Although the search for better alignment of the price with fundamentals is legitimate, it should be kept in mind that any release from the MSR would be equivalent to increasing the market’s cap. For example, a 100mn release in 2030 would allow emissions to exceed the cap by 13% that year. This would effectively renounce the EU’s commitment to its 55% greenhouse gas emissions reduction target.

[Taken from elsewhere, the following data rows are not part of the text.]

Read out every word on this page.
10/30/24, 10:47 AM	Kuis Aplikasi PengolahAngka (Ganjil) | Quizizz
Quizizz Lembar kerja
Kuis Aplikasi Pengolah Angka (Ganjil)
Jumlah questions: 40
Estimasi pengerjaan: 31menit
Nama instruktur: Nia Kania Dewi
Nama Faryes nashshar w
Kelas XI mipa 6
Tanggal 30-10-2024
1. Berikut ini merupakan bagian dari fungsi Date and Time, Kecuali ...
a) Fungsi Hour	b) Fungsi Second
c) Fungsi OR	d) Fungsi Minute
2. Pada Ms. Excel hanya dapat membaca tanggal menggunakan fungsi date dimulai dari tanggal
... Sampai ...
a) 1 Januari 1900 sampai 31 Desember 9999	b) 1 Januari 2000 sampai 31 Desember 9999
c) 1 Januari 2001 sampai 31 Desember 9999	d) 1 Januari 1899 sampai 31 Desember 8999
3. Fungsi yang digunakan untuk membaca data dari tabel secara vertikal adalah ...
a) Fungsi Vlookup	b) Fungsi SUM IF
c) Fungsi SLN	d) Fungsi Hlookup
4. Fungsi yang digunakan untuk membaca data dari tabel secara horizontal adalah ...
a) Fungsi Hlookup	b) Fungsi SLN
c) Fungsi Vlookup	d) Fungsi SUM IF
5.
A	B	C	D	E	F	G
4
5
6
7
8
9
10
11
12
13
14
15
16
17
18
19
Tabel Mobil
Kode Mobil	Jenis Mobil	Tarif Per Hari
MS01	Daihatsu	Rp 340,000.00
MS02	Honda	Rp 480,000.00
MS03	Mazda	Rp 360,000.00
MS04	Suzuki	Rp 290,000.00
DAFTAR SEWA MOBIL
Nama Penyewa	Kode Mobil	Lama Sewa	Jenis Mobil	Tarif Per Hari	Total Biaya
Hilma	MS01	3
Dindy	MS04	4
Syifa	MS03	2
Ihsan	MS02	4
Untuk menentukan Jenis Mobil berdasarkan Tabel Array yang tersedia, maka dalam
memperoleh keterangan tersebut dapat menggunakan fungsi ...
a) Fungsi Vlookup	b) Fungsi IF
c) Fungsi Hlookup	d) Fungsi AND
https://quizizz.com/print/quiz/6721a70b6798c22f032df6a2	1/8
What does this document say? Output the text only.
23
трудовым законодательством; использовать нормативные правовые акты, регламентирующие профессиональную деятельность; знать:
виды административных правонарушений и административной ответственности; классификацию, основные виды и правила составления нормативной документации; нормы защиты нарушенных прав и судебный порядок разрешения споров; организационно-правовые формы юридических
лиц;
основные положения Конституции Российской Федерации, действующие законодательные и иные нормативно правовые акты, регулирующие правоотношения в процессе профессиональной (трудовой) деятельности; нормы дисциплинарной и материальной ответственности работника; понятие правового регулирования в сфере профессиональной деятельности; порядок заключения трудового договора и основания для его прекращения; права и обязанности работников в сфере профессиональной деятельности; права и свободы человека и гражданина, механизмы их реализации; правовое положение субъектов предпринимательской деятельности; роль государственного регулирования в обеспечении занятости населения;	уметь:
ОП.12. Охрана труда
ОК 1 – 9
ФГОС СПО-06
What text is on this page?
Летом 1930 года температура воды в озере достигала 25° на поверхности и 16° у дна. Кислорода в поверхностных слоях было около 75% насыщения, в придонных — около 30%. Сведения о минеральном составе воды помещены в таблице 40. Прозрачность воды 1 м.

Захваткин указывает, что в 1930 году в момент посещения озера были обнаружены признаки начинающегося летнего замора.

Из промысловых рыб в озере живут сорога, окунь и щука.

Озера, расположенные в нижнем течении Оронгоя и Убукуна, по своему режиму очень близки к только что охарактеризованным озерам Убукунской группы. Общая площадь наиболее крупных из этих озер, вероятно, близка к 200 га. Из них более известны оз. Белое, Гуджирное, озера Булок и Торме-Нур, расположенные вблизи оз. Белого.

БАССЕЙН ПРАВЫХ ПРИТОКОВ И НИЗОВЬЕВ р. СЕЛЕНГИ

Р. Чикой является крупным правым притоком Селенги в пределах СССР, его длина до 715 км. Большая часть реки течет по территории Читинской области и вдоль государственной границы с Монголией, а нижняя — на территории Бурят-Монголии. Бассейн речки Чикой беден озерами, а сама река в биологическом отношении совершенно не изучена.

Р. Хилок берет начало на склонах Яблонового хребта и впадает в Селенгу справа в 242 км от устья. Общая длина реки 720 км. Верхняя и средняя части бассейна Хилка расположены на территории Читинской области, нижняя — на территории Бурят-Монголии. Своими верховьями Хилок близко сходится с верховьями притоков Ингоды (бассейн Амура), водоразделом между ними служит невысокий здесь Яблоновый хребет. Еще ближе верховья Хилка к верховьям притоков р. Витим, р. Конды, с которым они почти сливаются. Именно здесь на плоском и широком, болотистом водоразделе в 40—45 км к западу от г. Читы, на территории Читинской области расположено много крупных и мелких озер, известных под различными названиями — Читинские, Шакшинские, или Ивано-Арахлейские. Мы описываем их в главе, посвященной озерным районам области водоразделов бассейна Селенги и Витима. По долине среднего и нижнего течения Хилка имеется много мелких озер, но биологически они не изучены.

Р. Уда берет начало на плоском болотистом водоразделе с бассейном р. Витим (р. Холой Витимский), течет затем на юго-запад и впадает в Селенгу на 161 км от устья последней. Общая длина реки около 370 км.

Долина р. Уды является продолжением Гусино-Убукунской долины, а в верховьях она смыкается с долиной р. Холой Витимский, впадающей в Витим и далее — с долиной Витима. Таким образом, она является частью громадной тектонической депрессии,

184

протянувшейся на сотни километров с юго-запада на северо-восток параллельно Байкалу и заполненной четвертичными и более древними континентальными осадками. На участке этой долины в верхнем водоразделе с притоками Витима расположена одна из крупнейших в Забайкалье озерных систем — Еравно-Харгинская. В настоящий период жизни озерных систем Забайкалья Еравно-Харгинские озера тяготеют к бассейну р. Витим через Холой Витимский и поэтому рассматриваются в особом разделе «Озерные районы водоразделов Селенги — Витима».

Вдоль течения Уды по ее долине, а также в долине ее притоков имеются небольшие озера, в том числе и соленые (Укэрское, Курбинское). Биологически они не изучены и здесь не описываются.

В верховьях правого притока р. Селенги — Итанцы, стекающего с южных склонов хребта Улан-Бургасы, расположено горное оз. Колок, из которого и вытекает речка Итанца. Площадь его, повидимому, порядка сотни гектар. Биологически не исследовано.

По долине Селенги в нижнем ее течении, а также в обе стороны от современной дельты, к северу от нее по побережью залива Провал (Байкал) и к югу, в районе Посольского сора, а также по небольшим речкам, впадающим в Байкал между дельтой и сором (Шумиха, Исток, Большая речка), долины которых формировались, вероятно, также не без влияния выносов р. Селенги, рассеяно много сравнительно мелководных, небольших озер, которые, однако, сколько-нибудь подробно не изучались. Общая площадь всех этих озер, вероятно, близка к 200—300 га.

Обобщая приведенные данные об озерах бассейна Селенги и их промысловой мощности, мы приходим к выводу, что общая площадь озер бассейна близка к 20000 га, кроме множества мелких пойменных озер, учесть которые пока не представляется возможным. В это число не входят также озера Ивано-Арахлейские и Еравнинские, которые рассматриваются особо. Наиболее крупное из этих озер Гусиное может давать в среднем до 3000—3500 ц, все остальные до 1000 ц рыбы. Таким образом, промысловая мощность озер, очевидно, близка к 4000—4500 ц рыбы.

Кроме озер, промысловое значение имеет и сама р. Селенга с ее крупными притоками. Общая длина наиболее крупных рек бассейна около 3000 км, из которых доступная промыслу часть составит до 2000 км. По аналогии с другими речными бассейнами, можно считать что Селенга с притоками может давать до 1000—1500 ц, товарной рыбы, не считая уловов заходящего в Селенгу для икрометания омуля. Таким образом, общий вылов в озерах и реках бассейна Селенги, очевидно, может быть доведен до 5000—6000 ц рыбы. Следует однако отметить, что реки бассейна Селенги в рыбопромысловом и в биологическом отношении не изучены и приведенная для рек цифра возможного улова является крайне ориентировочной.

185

It creates situations where the yearly supply is lower than the cap

Proposals to release permits in excess of the cap are all the more absurd as, at the same time, not all permits within the cap are released. This is another illogicality of free allocation: it creates situations where the yearly supply is lower than the cap. An estimated 106mn such allowances failed to be released in 2021 alone. A much better system would exactly match the cap with the supply. Bar one, spare allowances within the cap could be used for Article 29a.

As price volatility comes from a supply distribution issue, we should address just that. Public authorities, namely member states and the Commission, could auction allowances in a way that smooths out temporary supply squeezes, not only using spot sales but also futures sales. This would surely work better than the kind of anti-MSR patch currently proposed.